HP threatens to pull $18bn PwC deal

Carly Fiorina, CEO of Hewlett-Packard (HP), yesterday said that the company could walk out of its $17bn to $18bn deal to buy the consultancy arm of accountancy giant PricewaterhouseCooper (PwC).

By Ron Coates, 1 November 2000 16:00

NEWS In a speech given in New York last night, Fiorina said: "Given the current market environment, we are re-examining every aspect of the transaction, including price." The deal, one of a string in which the Big Five accountancy firms tried to hive off their IT-based consultancy arms, was originally valued at $17bn to $18bn in cash and shares. Since then, HP's shares have dropped 23 per cent in value to around $46, lowering the value of the deal to PwC's 10,000 partner-owners. "She's playing hardball," said industry analyst Robert Bruce. "She has to look tough for her shareholders and keep the partners of PwC happy at the same time. It looks as though she'll be able to increase the cash offer, but lower the shares." Negotiators hope an agreement will be reached this month and Jon Bunn, spokesman for PwC in London, said: "As far as we're concerned, discussions are still continuing." The deal is likely to be struck at $15bn and then submitted to a vote by the 10,000 PwC partners in over 60 countries. It will bring around $1m to each partner. Hewlett-Packard hopes to gain a tax saving of $4bn. Bruce said: "Consultancy firms normally sell for annual earnings.
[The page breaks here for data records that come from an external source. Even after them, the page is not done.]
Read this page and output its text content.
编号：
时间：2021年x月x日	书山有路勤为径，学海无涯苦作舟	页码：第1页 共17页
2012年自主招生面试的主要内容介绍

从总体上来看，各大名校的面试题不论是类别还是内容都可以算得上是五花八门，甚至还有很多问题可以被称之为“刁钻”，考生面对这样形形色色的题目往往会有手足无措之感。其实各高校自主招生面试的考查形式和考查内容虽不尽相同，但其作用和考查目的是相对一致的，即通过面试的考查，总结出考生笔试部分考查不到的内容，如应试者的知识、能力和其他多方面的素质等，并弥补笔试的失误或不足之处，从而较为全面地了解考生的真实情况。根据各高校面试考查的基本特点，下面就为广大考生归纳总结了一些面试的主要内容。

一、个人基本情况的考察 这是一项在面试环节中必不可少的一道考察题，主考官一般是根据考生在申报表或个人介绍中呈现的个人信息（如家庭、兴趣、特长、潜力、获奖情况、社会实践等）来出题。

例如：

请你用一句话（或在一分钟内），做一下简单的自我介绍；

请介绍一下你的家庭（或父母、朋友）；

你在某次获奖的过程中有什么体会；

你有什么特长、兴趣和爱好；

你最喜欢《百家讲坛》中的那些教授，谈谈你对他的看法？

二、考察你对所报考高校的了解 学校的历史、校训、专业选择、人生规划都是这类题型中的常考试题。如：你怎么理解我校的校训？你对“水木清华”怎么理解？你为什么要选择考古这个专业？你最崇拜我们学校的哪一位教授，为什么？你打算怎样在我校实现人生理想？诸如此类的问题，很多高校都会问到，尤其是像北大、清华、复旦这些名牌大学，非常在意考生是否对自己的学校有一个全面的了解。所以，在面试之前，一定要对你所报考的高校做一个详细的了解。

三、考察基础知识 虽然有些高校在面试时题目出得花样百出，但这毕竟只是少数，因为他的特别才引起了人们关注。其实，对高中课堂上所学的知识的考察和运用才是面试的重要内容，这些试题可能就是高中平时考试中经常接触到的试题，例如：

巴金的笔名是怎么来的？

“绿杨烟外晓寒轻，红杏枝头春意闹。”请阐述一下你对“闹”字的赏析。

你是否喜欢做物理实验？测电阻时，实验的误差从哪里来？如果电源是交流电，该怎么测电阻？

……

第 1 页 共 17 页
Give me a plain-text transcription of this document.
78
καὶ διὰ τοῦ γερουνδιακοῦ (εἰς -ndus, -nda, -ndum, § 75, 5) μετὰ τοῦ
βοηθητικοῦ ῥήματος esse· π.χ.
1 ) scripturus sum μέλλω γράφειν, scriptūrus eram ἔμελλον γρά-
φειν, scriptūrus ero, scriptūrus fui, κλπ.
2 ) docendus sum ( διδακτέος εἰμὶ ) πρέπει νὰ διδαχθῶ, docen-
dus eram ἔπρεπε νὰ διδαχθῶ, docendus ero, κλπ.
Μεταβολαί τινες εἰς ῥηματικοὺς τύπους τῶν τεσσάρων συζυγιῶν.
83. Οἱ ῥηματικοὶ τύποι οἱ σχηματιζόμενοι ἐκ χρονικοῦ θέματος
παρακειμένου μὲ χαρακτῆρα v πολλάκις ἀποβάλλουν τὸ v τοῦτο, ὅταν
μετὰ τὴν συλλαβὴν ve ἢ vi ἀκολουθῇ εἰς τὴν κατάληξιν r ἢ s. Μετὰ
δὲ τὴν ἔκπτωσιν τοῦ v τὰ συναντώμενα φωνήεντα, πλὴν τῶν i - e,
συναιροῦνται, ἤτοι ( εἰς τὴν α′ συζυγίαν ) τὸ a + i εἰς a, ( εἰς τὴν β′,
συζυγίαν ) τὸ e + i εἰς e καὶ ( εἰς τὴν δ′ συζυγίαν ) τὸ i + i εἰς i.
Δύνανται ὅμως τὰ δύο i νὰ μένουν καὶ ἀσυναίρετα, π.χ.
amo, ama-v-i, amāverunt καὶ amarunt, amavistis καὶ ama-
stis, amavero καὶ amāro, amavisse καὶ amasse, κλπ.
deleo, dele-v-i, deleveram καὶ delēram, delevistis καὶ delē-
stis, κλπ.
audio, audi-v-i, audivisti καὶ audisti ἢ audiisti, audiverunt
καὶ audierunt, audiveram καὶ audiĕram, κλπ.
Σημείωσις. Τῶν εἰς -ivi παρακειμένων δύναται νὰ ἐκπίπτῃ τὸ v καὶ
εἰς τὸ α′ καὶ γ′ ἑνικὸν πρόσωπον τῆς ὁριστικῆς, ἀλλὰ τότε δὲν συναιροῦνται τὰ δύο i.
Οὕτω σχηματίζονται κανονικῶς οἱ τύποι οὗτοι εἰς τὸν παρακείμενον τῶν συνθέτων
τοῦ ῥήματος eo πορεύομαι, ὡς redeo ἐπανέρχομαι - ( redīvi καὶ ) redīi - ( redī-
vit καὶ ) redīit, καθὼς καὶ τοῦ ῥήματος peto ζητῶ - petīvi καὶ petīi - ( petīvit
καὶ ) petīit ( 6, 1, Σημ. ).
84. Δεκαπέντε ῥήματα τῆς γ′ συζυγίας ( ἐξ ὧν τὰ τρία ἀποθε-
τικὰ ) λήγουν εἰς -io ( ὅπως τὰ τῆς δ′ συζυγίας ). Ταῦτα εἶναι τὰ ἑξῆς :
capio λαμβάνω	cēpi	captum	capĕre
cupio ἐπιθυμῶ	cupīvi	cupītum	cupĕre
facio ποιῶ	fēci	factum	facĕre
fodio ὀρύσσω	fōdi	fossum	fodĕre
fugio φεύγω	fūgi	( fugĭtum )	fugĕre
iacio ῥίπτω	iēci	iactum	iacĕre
But now the price is up to three or more times that. It has proven difficult for the partners to resist - especially with US financial regulators claiming that auditing a firm and providing it with consultancy amounts to a conflict of interest." In the past two years, Andersen has had an acrimonious divorce with its consulting arm - now to be called Accenture - Ernst & Young has sold to Cap Gemini and KPMG has sold most of its consultancy to Cisco Systems. Only Deloittes has not taken the golden guinea, instead stating its intention to remain a unified operation.